Partial differentiation

[Eng.msallam]

hello guys , some help here please

Partial diferentiation of z=(1+siny)^1+cosx can any one help ? thanks?

 

[stapel]

Partial diferentiation of z=(1+siny)^1+cosx can any one help ? thanks?

With respect to which variable? Also, we can't "help" you when we can't yet see where you're needing that help, so: What did you get when you tried doing the differentiation?

Please be complete. Thank you!

 

[Eng.msallam]

With respect to which variable? Also, we can't "help" you when we can't yet see where you're needing that help, so: What did you get when you tried doing the differentiation?

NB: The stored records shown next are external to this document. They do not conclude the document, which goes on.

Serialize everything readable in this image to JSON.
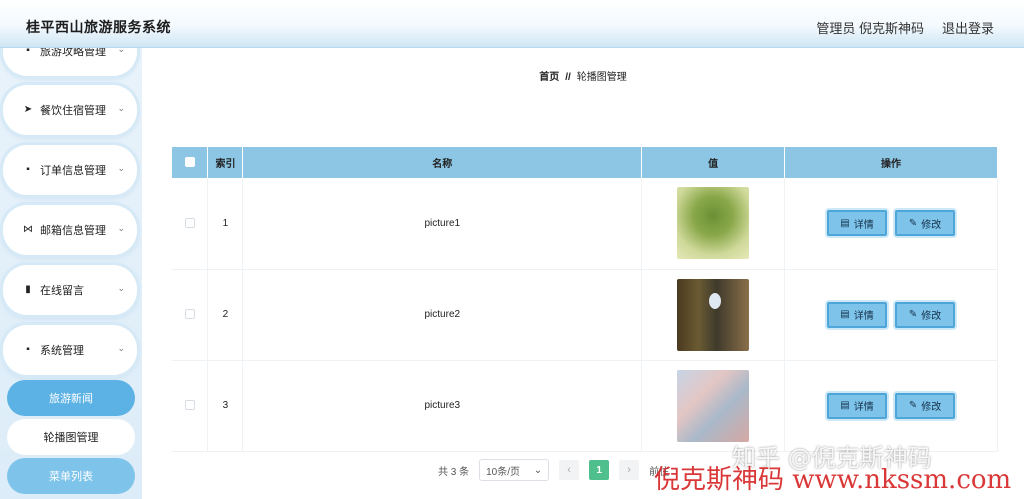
{
  "header": {
    "app_title": "桂平西山旅游服务系统",
    "user_label": "管理员 倪克斯神码",
    "logout_label": "退出登录"
  },
  "sidebar": {
    "menus": [
      {
        "label": "旅游攻略管理",
        "icon": "grid-icon"
      },
      {
        "label": "餐饮住宿管理",
        "icon": "send-icon"
      },
      {
        "label": "订单信息管理",
        "icon": "grid-icon"
      },
      {
        "label": "邮箱信息管理",
        "icon": "bowtie-icon"
      },
      {
        "label": "在线留言",
        "icon": "clipboard-icon"
      },
      {
        "label": "系统管理",
        "icon": "grid-icon"
      }
    ],
    "subs": [
      {
        "label": "旅游新闻"
      },
      {
        "label": "轮播图管理"
      },
      {
        "label": "菜单列表"
      }
    ]
  },
  "breadcrumb": {
    "home": "首页",
    "sep": "//",
    "current": "轮播图管理"
  },
  "table": {
    "headers": {
      "index": "索引",
      "name": "名称",
      "value": "值",
      "ops": "操作"
    },
    "rows": [
      {
        "index": "1",
        "name": "picture1"
      },
      {
        "index": "2",
        "name": "picture2"
      },
      {
        "index": "3",
        "name": "picture3"
      }
    ],
    "detail_label": "详情",
    "edit_label": "修改"
  },
  "pagination": {
    "total": "共 3 条",
    "page_size": "10条/页",
    "current_page": "1",
    "goto_label": "前往"
  },
  "watermarks": {
    "zhihu": "知乎 @倪克斯神码",
    "site": "倪克斯神码 www.nkssm.com"
  }
}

Please be complete. Thank you!

we need to differentiate with respect to x and with respect to y

the problem with the power , i want to make sure of it's differentiation .

Thank you :grin:

 

[stapel]

Any expression to the power 1 is just itself, so the power can be ignored. The answer would have been different, of course, if the power on 1 + sin(y) had been something like "2" or "3 + x". :wink:

 

[Eng.msallam]

Any expression to the power 1 is just itself, so the power can be ignored. The answer would have been different, of course, if the power on 1 + sin(y) had been something like "2" or "3 + x". :wink:

the power is not 1 it's (1+cosx ) :mrgreen:

 

[stapel]

the power is not 1 it's (1+cosx ) :mrgreen:

Ah. So, after inserting the missing grouping symbols, you meant that the equation is as follows:

. . . . .z = (1 + sin(y)^(1 + cos(x))

Would you know how to differentiate (1 + sin(x))^(1 + cos(x))? If so, start by using those methods, and reply with your steps and your results. Thank you! ;-)

 

[HallsofIvy]

the power is not 1 it's (1+cosx ) :mrgreen:

Those parentheses would have helped at the start!

In order to differentiate when you have a power that is not a constant, first take the logarithm: If f(x)= (u(x))^(v(x) then ln(f)= ln(u(x)^v(x))= v(x)ln(u(x)).
Now, differentiate both sides of that. The derivative of \(\displaystyle ln(f(x))\) is \(\displaystyle \frac{1}{f(x)}\frac{df}{dx}\). To differentiate the right side, use the product rule.
The derivative of ln(u(x)) is, as above, \(\displaystyle \frac{1}{u(x)}\frac{du}{dx}\) so, by the product rule the derivative of the right side is \(\displaystyle \frac{dv}{dx} ln(u(x))+ v(x)\frac{1}{u(x)}\frac{du}{dx}\) so that \(\displaystyle \frac{1}{f}\frac{df}{dx}= \frac{dv}{dx}ln(u)+ \frac{u(x)}{v(x)}\frac{du}{dx}\).

In this problem u(x)= 1+ sin(x) and v(x)= 1+ cos(x) so \(\displaystyle \frac{du}{dx}= cos(x)\) and \(\displaystyle \frac{dv}{dx}= - sin(x)\).
(EDITED)

 

[Eng.msallam]

Those parentheses would have helped at the start!

In order to differentiate when you have a power that is not a constant, first take the logarithm: If f(x)= (u(x))^(v(x) then ln(f)= ln(u(x)^v(x))= v(x)ln(u(x)).
Now, differentiate both sides of that. The derivative of \(\displaystyle ln(f(x))\) is \(\displaystyle \frac{1}{f(x)}\frac{df}{dx}\). To differentiate the right side, use the product rule.
The derivative of ln(u(x)) is, as above, \(\displaystyle \frac{1}{u(x)}\frac{du}{dx}\) so, by the product rule the derivative of the right side is \(\displaystyle \frac{dv}{dx} ln(u(x))+ v(x)\frac{1}{u(x)}\frac{du}{dx}\) so that \(\displaystyle \frac{1}{f}\frac{df}{dx}= \frac{dv}{dx}ln(u)+ \frac{u(x)}{v(x)}\frac{du}{dx}\).

In this problem u(x)= 1+ sin(x) and v(x)= 1+ cos(x) so \(\displaystyle \frac{du}{dx}= cos(x)\) and \(\displaystyle \frac{dv}{dx}= 1- sin(x)\).

Thank you very much

 

[HallsofIvy]

Note that I have edited my response because there was a silly error in it. I don't know why I thought that the derivative of "1+ cos(x)" would be "1- sin(x)"! Yes, I know perfectly well that the derivative of a constant, like "1", is 0 so the correct derivative is just "- sin(x)".